Travers disse à CNN que decidiu cedo não levantar capital, uma decisão que ele acredita ter permitido que a operação crescesse a um ritmo sustentável.

Depois, há a personificação. Segundo alguns especialistas, o facto de associar a marca ao nome e à imagem de Travers permitiu-lhe inspirar um certo grau de confiança entre o público jovem que não consome os meios de comunicação tradicionais.

"O público confia mais nos indivíduos do que nas marcas dos media, especialmente nas redes sociais. O HugoDecrypte enquadra-se perfeitamente nesta necessidade", afirma Antheaume.

E, ao contrário de muitas personalidades noticiosas anglófonas de alto nível, Travers tem-se esforçado muito para manter as suas opiniões fora da vista do público.

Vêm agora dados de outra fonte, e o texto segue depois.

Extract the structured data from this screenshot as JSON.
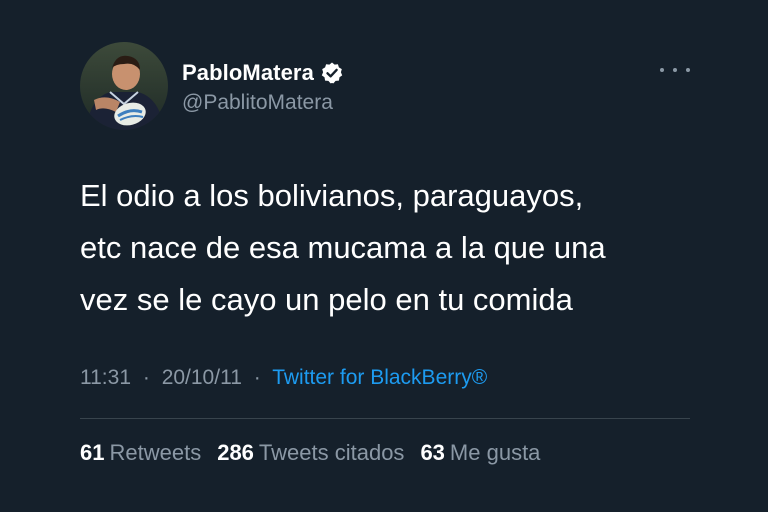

A HugoDecrypte tem sido capaz de capitalizar sobre várias tendências na indústria de notícias francesa. Enquanto a marca está a começar a ramificar-se em conteúdo em inglês e espanhol, não +e claro se o modelo em si será traduzido com sucesso.

Travers reconhece os desafios inerentes à construção de uma marca transcultural. Mas ele e o editor-chefe Aleberteau acreditam que, onde quer que existam redes sociais, o seu modelo é viável.

"Em qualquer país há uma necessidade de informação. E em qualquer país, há jovens que querem ser informados", concluiu Aleberteau.